Ingenious Filmmaking and Visual Wanderlust

The filmmakers behind Influencers appear equally ingenious about finding beautiful places to visit, though they were presumably less nefarious about it. The vast majority of the movie appears to be filmed in real places, giving it a real-world weight that lingers even when many scenes consist of a handful of actors of people looking at computer or phone screens.

It’s the same principle which allowed the Bond franchise look so persistently lavish for decades: Indeed, explosive action and visual effects can show off large spending, however just providing a kind of visual tour for the audience also feels inherently cinematic. It’s also particularly appropriate for a story so dependent on the coexisting superficial glamour and try-hard grind of creating envy-inducing online content.

All of the characters in Bali, similar to those who were in Thailand in the first film, appear to enjoy access to impossibly chic modern bungalows; films exist concerning beach rescuers which don't feature as much overhead swimming-pool video.
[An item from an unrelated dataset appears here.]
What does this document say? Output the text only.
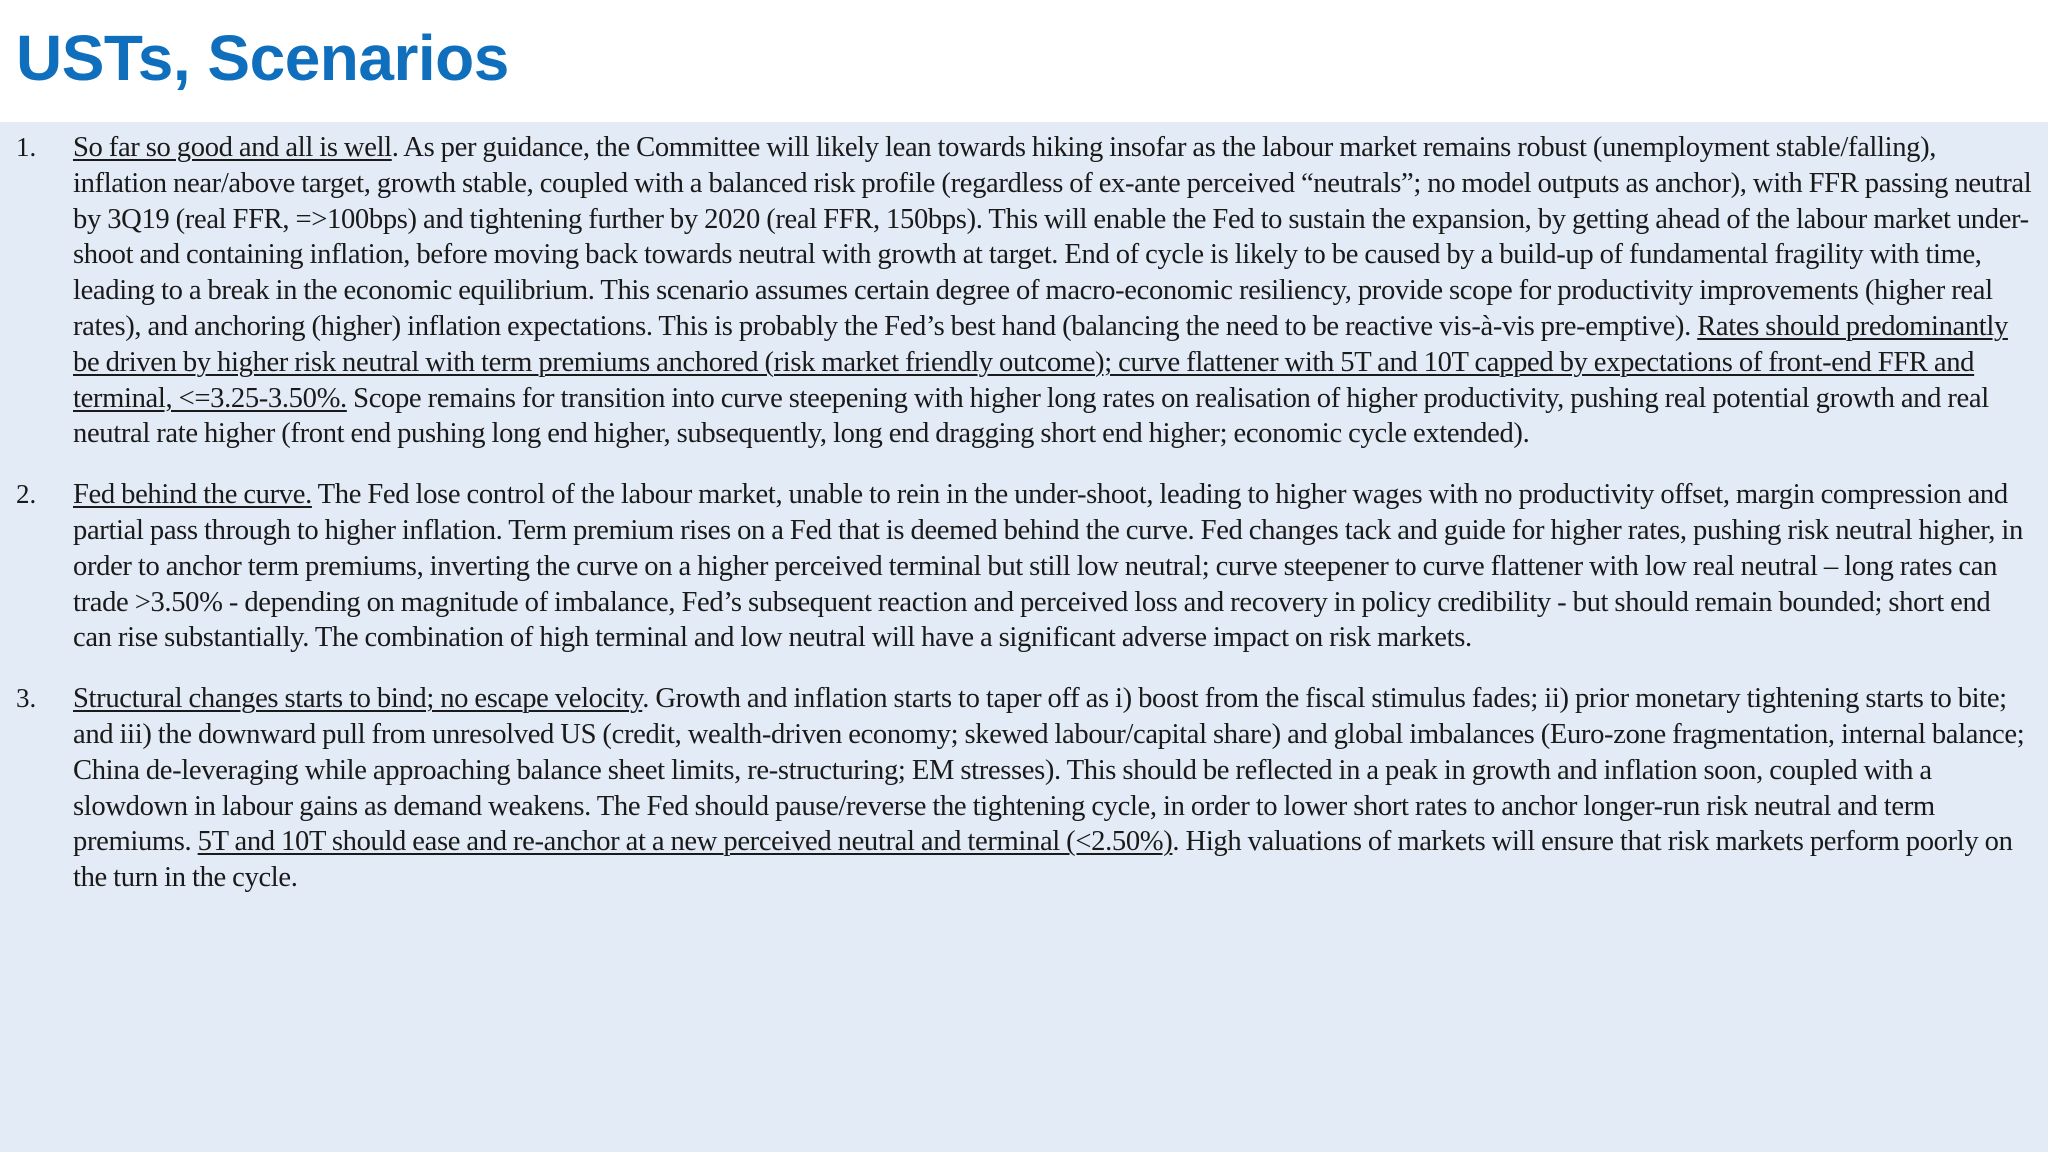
USTs, Scenarios
1. So far so good and all is well. As per guidance, the Committee will likely lean towards hiking insofar as the labour market remains robust (unemployment stable/falling), inflation near/above target, growth stable, coupled with a balanced risk profile (regardless of ex-ante perceived “neutrals”; no model outputs as anchor), with FFR passing neutral by 3Q19 (real FFR, =>100bps) and tightening further by 2020 (real FFR, 150bps). This will enable the Fed to sustain the expansion, by getting ahead of the labour market under-shoot and containing inflation, before moving back towards neutral with growth at target. End of cycle is likely to be caused by a build-up of fundamental fragility with time, leading to a break in the economic equilibrium. This scenario assumes certain degree of macro-economic resiliency, provide scope for productivity improvements (higher real rates), and anchoring (higher) inflation expectations. This is probably the Fed’s best hand (balancing the need to be reactive vis-à-vis pre-emptive). Rates should predominantly be driven by higher risk neutral with term premiums anchored (risk market friendly outcome); curve flattener with 5T and 10T capped by expectations of front-end FFR and terminal, <=3.25-3.50%. Scope remains for transition into curve steepening with higher long rates on realisation of higher productivity, pushing real potential growth and real neutral rate higher (front end pushing long end higher, subsequently, long end dragging short end higher; economic cycle extended).

2. Fed behind the curve. The Fed lose control of the labour market, unable to rein in the under-shoot, leading to higher wages with no productivity offset, margin compression and partial pass through to higher inflation. Term premium rises on a Fed that is deemed behind the curve. Fed changes tack and guide for higher rates, pushing risk neutral higher, in order to anchor term premiums, inverting the curve on a higher perceived terminal but still low neutral; curve steepener to curve flattener with low real neutral – long rates can trade >3.50% - depending on magnitude of imbalance, Fed’s subsequent reaction and perceived loss and recovery in policy credibility - but should remain bounded; short end can rise substantially. The combination of high terminal and low neutral will have a significant adverse impact on risk markets.

3. Structural changes starts to bind; no escape velocity. Growth and inflation starts to taper off as i) boost from the fiscal stimulus fades; ii) prior monetary tightening starts to bite; and iii) the downward pull from unresolved US (credit, wealth-driven economy; skewed labour/capital share) and global imbalances (Euro-zone fragmentation, internal balance; China de-leveraging while approaching balance sheet limits, re-structuring; EM stresses). This should be reflected in a peak in growth and inflation soon, coupled with a slowdown in labour gains as demand weakens. The Fed should pause/reverse the tightening cycle, in order to lower short rates to anchor longer-run risk neutral and term premiums. 5T and 10T should ease and re-anchor at a new perceived neutral and terminal (<2.50%). High valuations of markets will ensure that risk markets perform poorly on the turn in the cycle.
These individuals have to convincingly inhabit these luxurious, far-flung locations to emphasize the uncomfortable paradox of how frequently each person — including the woman exacting revenge upon the online stars' self-centered phoniness — nonetheless devotes much time in the glow of their devices.

Nuanced Portrayals and Digital-Age Suspense

At the same time, Harder hasn’t authored a rant against the emptiness of online fame. Though it can be gratifying to watch CW manipulate different internet celebrities, and a sense reminiscent of Hitchcock of identification lets us to hope she doesn’t get caught, the filmmaker is relatively understanding of the key influencer figures. Previously, he keyed into the loneliness Madison felt during ostensibly dream getaways. Here, the director appears confident that just observing Jacob in action will reveal that he is selling snake-oil masculinity to other doofuses; he resists turning into a caricature the character. He even grants Jacob a degree of respect by showing his true devotion to his partner; he is two-faced, but Ariana is a collaborator in his double standards, not someone exploited of it.
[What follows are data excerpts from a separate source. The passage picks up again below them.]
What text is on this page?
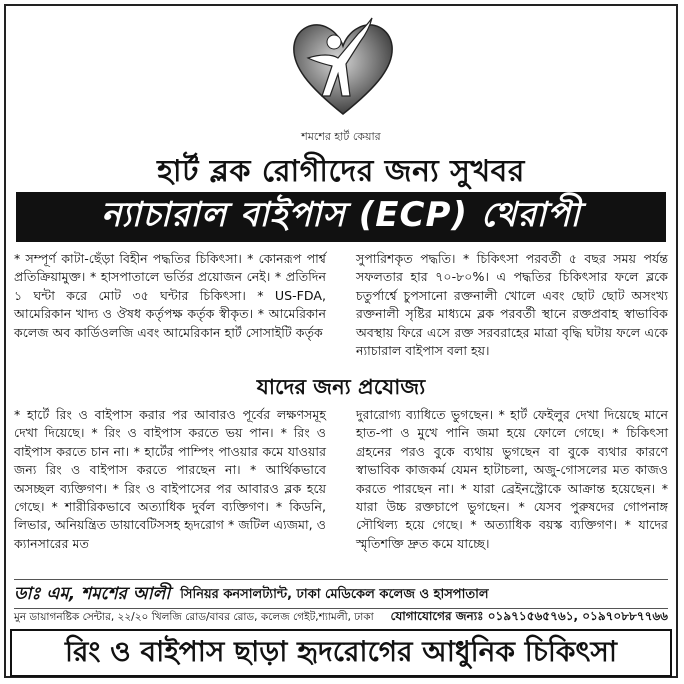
শমশের হার্ট কেয়ার
হার্ট ব্লক রোগীদের জন্য সুখবর
ন্যাচারাল বাইপাস (ECP) থেরাপী
* সম্পূর্ণ কাটা-ছেঁড়া বিহীন পদ্ধতির চিকিৎসা। * কোনরূপ পার্শ্ব প্রতিক্রিয়ামুক্ত। * হাসপাতালে ভর্তির প্রয়োজন নেই। * প্রতিদিন ১ ঘন্টা করে মোট ৩৫ ঘন্টার চিকিৎসা। * US-FDA, আমেরিকান খাদ্য ও ঔষধ কর্তৃপক্ষ কর্তৃক স্বীকৃত। * আমেরিকান কলেজ অব কার্ডিওলজি এবং আমেরিকান হার্ট সোসাইটি কর্তৃক
সুপারিশকৃত পদ্ধতি। * চিকিৎসা পরবর্তী ৫ বছর সময় পর্যন্ত সফলতার হার ৭০-৮০%। এ পদ্ধতির চিকিৎসার ফলে ব্লকে চতুর্পার্শ্বে চুপসানো রক্তনালী খোলে এবং ছোট ছোট অসংখ্য রক্তনালী সৃষ্টির মাধ্যমে ব্লক পরবর্তী স্থানে রক্তপ্রবাহ স্বাভাবিক অবস্থায় ফিরে এসে রক্ত সরবরাহের মাত্রা বৃদ্ধি ঘটায় ফলে একে ন্যাচারাল বাইপাস বলা হয়।
যাদের জন্য প্রযোজ্য
* হার্টে রিং ও বাইপাস করার পর আবারও পূর্বের লক্ষণসমূহ দেখা দিয়েছে। * রিং ও বাইপাস করতে ভয় পান। * রিং ও বাইপাস করতে চান না। * হার্টের পাম্পিং পাওয়ার কমে যাওয়ার জন্য রিং ও বাইপাস করতে পারছেন না। * আর্থিকভাবে অসচ্ছল ব্যক্তিগণ। * রিং ও বাইপাসের পর আবারও ব্লক হয়ে গেছে। * শারীরিকভাবে অত্যাধিক দুর্বল ব্যক্তিগণ। * কিডনি, লিভার, অনিয়ন্ত্রিত ডায়াবেটিসসহ হৃদরোগ * জটিল এ্যজমা, ও ক্যানসারের মত
দুরারোগ্য ব্যাধিতে ভুগছেন। * হার্ট ফেইলুর দেখা দিয়েছে মানে হাত-পা ও মুখে পানি জমা হয়ে ফোলে গেছে। * চিকিৎসা গ্রহনের পরও বুকে ব্যথায় ভুগছেন বা বুকে ব্যথার কারণে স্বাভাবিক কাজকর্ম যেমন হাটাচলা, অজু-গোসলের মত কাজও করতে পারছেন না। * যারা ব্রেইনস্ট্রোকে আক্রান্ত হয়েছেন। * যারা উচ্চ রক্তচাপে ভুগছেন। * যেসব পুরুষদের গোপনাঙ্গ সৌথিল্য হয়ে গেছে। * অত্যাধিক বয়স্ক ব্যক্তিগণ। * যাদের স্মৃতিশক্তি দ্রুত কমে যাচ্ছে।
ডাঃ এম, শমশের আলী সিনিয়র কনসালট্যান্ট, ঢাকা মেডিকেল কলেজ ও হাসপাতাল
মুন ডায়াগনষ্টিক সেন্টার, ২২/২০ খিলজি রোড/বাবর রোড, কলেজ গেইট,শ্যামলী, ঢাকা যোগাযোগের জন্যঃ ০১৯৭১৫৬৫৭৬১, ০১৯৭০৮৮৭৭৬৬
রিং ও বাইপাস ছাড়া হৃদরোগের আধুনিক চিকিৎসা
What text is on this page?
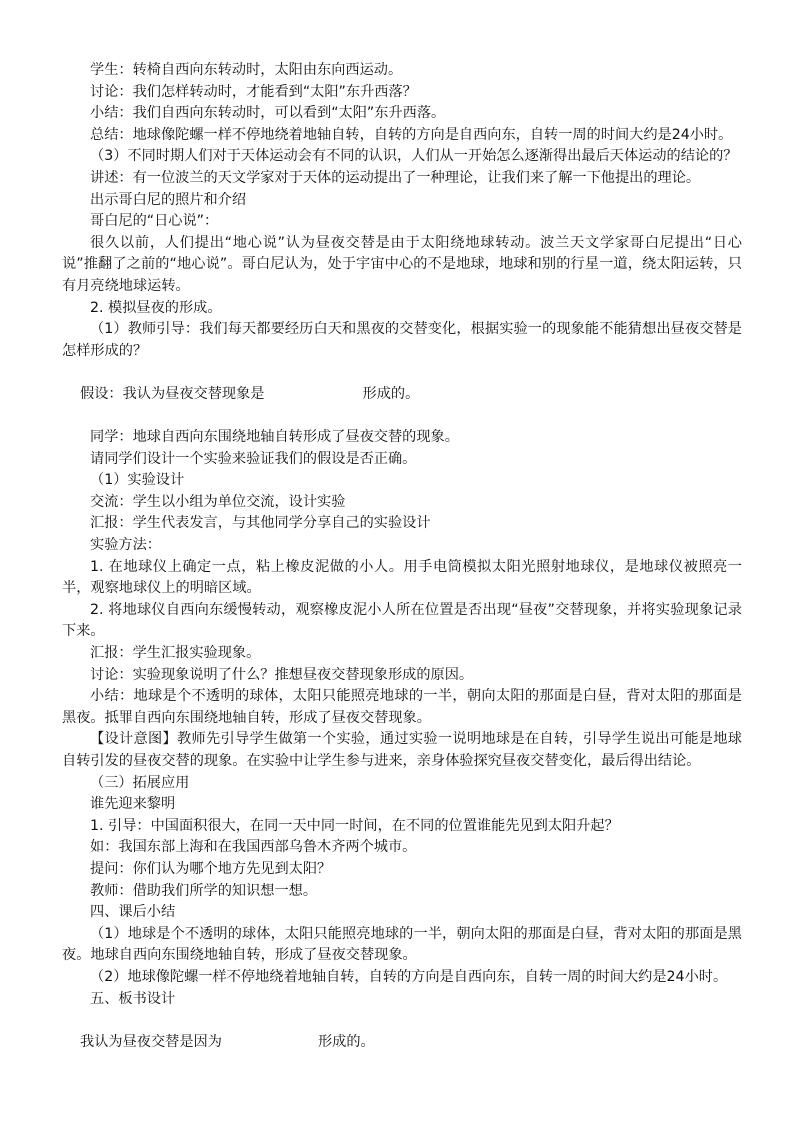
学生：转椅自西向东转动时，太阳由东向西运动。

讨论：我们怎样转动时，才能看到“太阳”东升西落？

小结：我们自西向东转动时，可以看到“太阳”东升西落。

总结：地球像陀螺一样不停地绕着地轴自转，自转的方向是自西向东，自转一周的时间大约是24小时。

（3）不同时期人们对于天体运动会有不同的认识，人们从一开始怎么逐渐得出最后天体运动的结论的？

讲述：有一位波兰的天文学家对于天体的运动提出了一种理论，让我们来了解一下他提出的理论。

出示哥白尼的照片和介绍

哥白尼的“日心说”：

很久以前，人们提出“地心说”认为昼夜交替是由于太阳绕地球转动。波兰天文学家哥白尼提出“日心说”推翻了之前的“地心说”。哥白尼认为，处于宇宙中心的不是地球，地球和别的行星一道，绕太阳运转，只有月亮绕地球运转。

2. 模拟昼夜的形成。

（1）教师引导：我们每天都要经历白天和黑夜的交替变化，根据实验一的现象能不能猜想出昼夜交替是怎样形成的？

假设：我认为昼夜交替现象是	形成的。

同学：地球自西向东围绕地轴自转形成了昼夜交替的现象。

请同学们设计一个实验来验证我们的假设是否正确。

（1）实验设计

交流：学生以小组为单位交流，设计实验

汇报：学生代表发言，与其他同学分享自己的实验设计

实验方法：

1. 在地球仪上确定一点，粘上橡皮泥做的小人。用手电筒模拟太阳光照射地球仪，是地球仪被照亮一半，观察地球仪上的明暗区域。

2. 将地球仪自西向东缓慢转动，观察橡皮泥小人所在位置是否出现“昼夜”交替现象，并将实验现象记录下来。

汇报：学生汇报实验现象。

讨论：实验现象说明了什么？推想昼夜交替现象形成的原因。

小结：地球是个不透明的球体，太阳只能照亮地球的一半，朝向太阳的那面是白昼，背对太阳的那面是黑夜。抵罪自西向东围绕地轴自转，形成了昼夜交替现象。

【设计意图】教师先引导学生做第一个实验，通过实验一说明地球是在自转，引导学生说出可能是地球自转引发的昼夜交替的现象。在实验中让学生参与进来，亲身体验探究昼夜交替变化，最后得出结论。

（三）拓展应用

谁先迎来黎明

1. 引导：中国面积很大，在同一天中同一时间，在不同的位置谁能先见到太阳升起？

如：我国东部上海和在我国西部乌鲁木齐两个城市。

提问：你们认为哪个地方先见到太阳？

教师：借助我们所学的知识想一想。

四、课后小结

（1）地球是个不透明的球体，太阳只能照亮地球的一半，朝向太阳的那面是白昼，背对太阳的那面是黑夜。地球自西向东围绕地轴自转，形成了昼夜交替现象。

（2）地球像陀螺一样不停地绕着地轴自转，自转的方向是自西向东，自转一周的时间大约是24小时。

五、板书设计

我认为昼夜交替是因为	形成的。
The other side of this balanced approach means it can sometimes appear as if he is acknowledging bits of modern online life without investigating them further. This is especially true regarding how he brings AI into the story, an intriguing development that lacks the psychological edge it should have. The pluralized title of Influencers might give fans of the first movie hope for a larger-scale escalation, and the film does eventually provide exactly that, with an appropriately wild final act. However, initially, it resembles more a polished Hitchcock thriller than an frenzied, technology-obsessed De Palma-style shocker. Influencers’ heavy use of real-world locations may also be what keeps it from coming across like utter horror. The world might be saturated with content-churning influencers, online fraud, and self-serving tourism, but the world itself remains present, for now.

Emily Dennis
Emily Dennis

A productivity coach and mindfulness advocate with over a decade of experience helping individuals unlock their potential through structured routines.